Although the goal of Kopylova et al (4) was to compare various clustering algorithms, they also studied these algorithms in the broader context of raw sequence processing, screening for chimeras, and removal of singletons. Each of these are critical decisions in a comprehensive pipeline. By including these steps, they confounded their analysis of how best to cluster sequences into OTUs. The effect of differences in MCC values on one’s ability to draw inferences is unclear and admittedly may be relatively minor for some datasets.
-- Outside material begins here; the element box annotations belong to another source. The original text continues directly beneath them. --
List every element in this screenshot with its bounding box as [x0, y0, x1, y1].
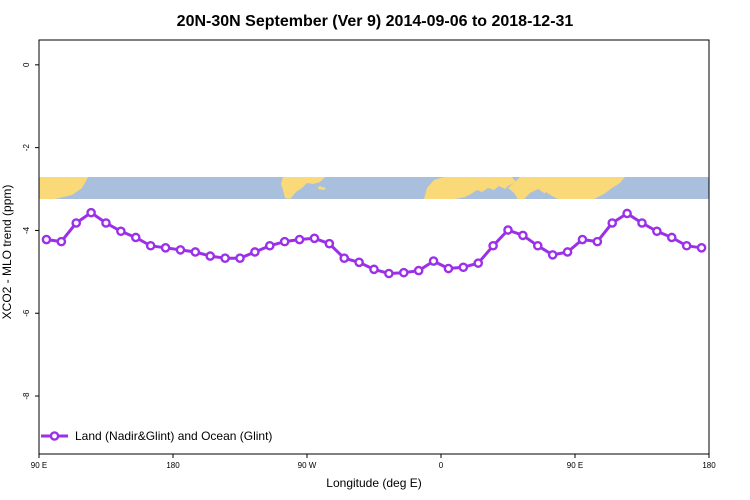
y-tick-label: -4 — [22, 226, 31, 234]
map-land-arabia-india-china — [508, 177, 625, 199]
data-point — [116, 226, 126, 237]
data-point — [547, 250, 558, 260]
data-point — [398, 267, 409, 278]
y-axis: 0 -2 -4 -6 -8 — [22, 62, 39, 400]
x-tick-label: 90 E — [31, 461, 47, 470]
data-point — [279, 236, 290, 247]
x-tick-label: 90 E — [567, 461, 583, 470]
map-land-caribbean — [318, 186, 326, 190]
y-tick-label: -2 — [22, 144, 31, 152]
data-point — [235, 253, 245, 263]
y-axis-label: XCO2 - MLO trend (ppm) — [0, 185, 14, 320]
data-point — [190, 247, 201, 257]
data-point — [532, 240, 543, 251]
x-tick-label: 0 — [439, 461, 444, 470]
data-point — [473, 258, 484, 268]
map-land-india-gap — [540, 192, 558, 199]
data-point — [369, 264, 379, 275]
x-axis: 90 E 180 90 W 0 90 E 180 — [31, 454, 716, 470]
data-point — [294, 234, 305, 245]
data-point — [86, 207, 96, 218]
data-point — [607, 218, 618, 228]
data-point — [592, 236, 603, 247]
x-tick-label: 180 — [166, 461, 180, 470]
plot-frame — [38, 39, 710, 455]
data-point — [160, 243, 171, 253]
data-point — [458, 262, 469, 273]
legend: Land (Nadir&Glint) and Ocean (Glint) — [41, 429, 272, 443]
legend-label: Land (Nadir&Glint) and Ocean (Glint) — [75, 429, 272, 443]
data-point — [309, 233, 320, 244]
data-point — [250, 247, 260, 257]
data-point — [681, 240, 692, 251]
series-layer — [41, 207, 707, 279]
data-point — [130, 232, 141, 243]
data-point — [56, 236, 67, 247]
x-tick-label: 90 W — [298, 461, 317, 470]
world-map-strip — [39, 177, 709, 199]
data-point — [71, 218, 82, 228]
data-point — [488, 240, 498, 251]
data-point — [145, 240, 156, 251]
map-land-sahara-arabia — [424, 177, 516, 199]
data-point — [577, 234, 588, 245]
data-point — [384, 268, 394, 279]
data-point — [666, 232, 677, 243]
data-point — [503, 225, 513, 235]
data-point — [443, 263, 454, 274]
data-point — [205, 251, 216, 261]
legend-marker — [49, 431, 60, 441]
data-point — [175, 245, 186, 255]
data-point — [354, 257, 364, 268]
data-point — [518, 230, 528, 241]
map-land-asia-west — [39, 177, 88, 199]
y-tick-label: 0 — [22, 62, 31, 67]
data-point — [101, 218, 111, 228]
data-point — [41, 234, 52, 245]
y-tick-label: -8 — [22, 392, 31, 400]
y-tick-label: -6 — [22, 309, 31, 317]
data-point — [264, 240, 275, 251]
data-point — [339, 253, 350, 263]
x-tick-label: 180 — [702, 461, 716, 470]
x-axis-label: Longitude (deg E) — [326, 476, 421, 490]
data-point — [562, 247, 573, 257]
chart-title: 20N-30N September (Ver 9) 2014-09-06 to … — [177, 13, 574, 30]
data-point — [413, 265, 424, 276]
data-point — [220, 253, 230, 263]
data-point — [637, 218, 647, 228]
data-point — [324, 238, 335, 249]
data-point — [652, 226, 662, 237]
series-line — [46, 211, 702, 275]
data-point — [622, 208, 632, 219]
data-point — [696, 243, 707, 253]
data-point — [428, 256, 439, 266]
map-land-north-america — [281, 177, 325, 199]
Because of this uncertainty, researchers should use the most reliable methods available in case the differences in clustering do effect the conclusions that can be drawn from a particular dataset. Through the use of objective criteria that measure the quality of the clusterings, independent of taxonomy or database, researchers will be able to evaluate which clustering algorithm is the best fit for their data.